National rural fire officer Murray Dudfield said there had not been any increase in vegetation fires, possibly because people knew conditions were prime for fires and were being extra-cautious.
The president of Landscaping NZ, Wayne Butson, said the dry ground had caused a few problems for landscapers in areas with water restrictions, but there was an upside.
"It's meant we've been able to carry on and get work done without having to sit it out with muddy boots."
Georgina Griffiths, a climate scientist at the National Institute of Water and Atmospheric Research, said that while February wasn't breaking any temperatures, it was the sunniest and driest on record in some areas. A cold spell at the start of the month was pulling down monthly averages.
"The fact it's been so dry and so sunny, that would have skewed some people's perceptions on heat. Perhaps we've just forgotten what a really good February looks like."

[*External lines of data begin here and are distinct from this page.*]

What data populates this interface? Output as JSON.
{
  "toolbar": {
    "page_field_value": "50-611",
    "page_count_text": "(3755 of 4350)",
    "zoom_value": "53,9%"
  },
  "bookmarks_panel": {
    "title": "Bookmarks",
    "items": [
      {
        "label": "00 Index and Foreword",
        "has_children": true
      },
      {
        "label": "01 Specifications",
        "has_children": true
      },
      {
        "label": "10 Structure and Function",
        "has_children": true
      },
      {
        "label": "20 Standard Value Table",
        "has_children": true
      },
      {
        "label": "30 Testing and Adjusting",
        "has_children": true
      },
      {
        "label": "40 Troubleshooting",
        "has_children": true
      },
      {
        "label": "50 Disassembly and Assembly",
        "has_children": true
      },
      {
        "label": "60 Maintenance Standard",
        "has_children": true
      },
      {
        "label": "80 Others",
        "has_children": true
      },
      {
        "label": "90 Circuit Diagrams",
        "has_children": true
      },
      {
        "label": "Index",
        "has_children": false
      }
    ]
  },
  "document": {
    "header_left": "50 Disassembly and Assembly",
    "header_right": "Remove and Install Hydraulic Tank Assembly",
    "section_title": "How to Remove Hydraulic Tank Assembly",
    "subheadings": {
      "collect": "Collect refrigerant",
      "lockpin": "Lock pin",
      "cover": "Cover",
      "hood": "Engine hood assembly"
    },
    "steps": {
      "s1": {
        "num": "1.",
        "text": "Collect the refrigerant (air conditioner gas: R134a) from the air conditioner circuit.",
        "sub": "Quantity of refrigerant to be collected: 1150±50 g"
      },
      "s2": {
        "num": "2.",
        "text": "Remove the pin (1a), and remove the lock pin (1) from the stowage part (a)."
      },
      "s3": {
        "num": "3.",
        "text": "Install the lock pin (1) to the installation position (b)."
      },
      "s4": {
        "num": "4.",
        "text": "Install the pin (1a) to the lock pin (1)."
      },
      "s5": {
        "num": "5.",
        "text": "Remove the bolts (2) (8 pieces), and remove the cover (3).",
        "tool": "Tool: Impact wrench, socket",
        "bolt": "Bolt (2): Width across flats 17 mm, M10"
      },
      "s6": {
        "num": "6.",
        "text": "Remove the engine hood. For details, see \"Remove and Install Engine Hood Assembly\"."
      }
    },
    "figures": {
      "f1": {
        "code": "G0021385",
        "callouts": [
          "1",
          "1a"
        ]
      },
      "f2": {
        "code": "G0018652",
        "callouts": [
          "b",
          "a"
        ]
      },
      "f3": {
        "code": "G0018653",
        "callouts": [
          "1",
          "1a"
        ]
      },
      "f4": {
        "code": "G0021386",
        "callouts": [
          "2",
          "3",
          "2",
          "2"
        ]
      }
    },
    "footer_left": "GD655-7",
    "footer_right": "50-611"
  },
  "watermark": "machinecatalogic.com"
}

Balmy nights bring out bumper rugby crowds
Balmy nights, bumper crowds and bruised bodies - rugby is back.
Of course it is. It's February, after all. Long gone are the days when that might have seemed a little strange. Once an intruder into the world of beaches, barbies and cricket, summer rugby is now a fixture on the calendar. The national game, and Super rugby franchises in particular, are thankful.
"It's actually terrific," says Blues marketing manager Grant McKenzie, who is expecting a crowd in excess of 30,000 to roll up for next weekend's home campaign opener against the Crusaders, when the temperature at kickoff could easily be 23C.
Rugby has come to cherish its late-summer engagements. The Blues stank last season. Really stank. But their crowds still grew, thanks in part to bumper summer turnouts.
"If it rains it will fundamentally affect our crowd," Mr McKenzie said. "You can't really get away from that. Because Super rugby runs from February to August you are playing across three seasons. Watching a game at Eden Park on a balmy March evening versus a similar game in July is fundamentally different."
So, too, the number of spectators who choose to do so. Last year when the winter rains lashed the city, a dire form line had been established and the truly awful Lions hit town, a crowd of just 10,000-odd braved Eden Park.
That was a record low for the Blues at their primary venue, but even in a down year the trend was largely up.
Having introduced a popular "$5 a child for any seat in the house" offer, the Blues are breaking new ground in the search for the spectator dollar, teaming up with the Warriors in a combined ticket deal. Getting into bed with the rival code would have been viewed as sacrilege not too many years ago. Not any more.
"It's about creating events and the ability for Aucklanders to attend them by making them affordable," said Mr McKenzie.
At the other end of the country, the long-mocked Highlanders are also enjoying a notable revival.
The franchise kicked off their campaign last night expecting a crowd of close to 20,000. It's a sign of how far rugby has rebounded in the South that they were a little disappointed with the turnout.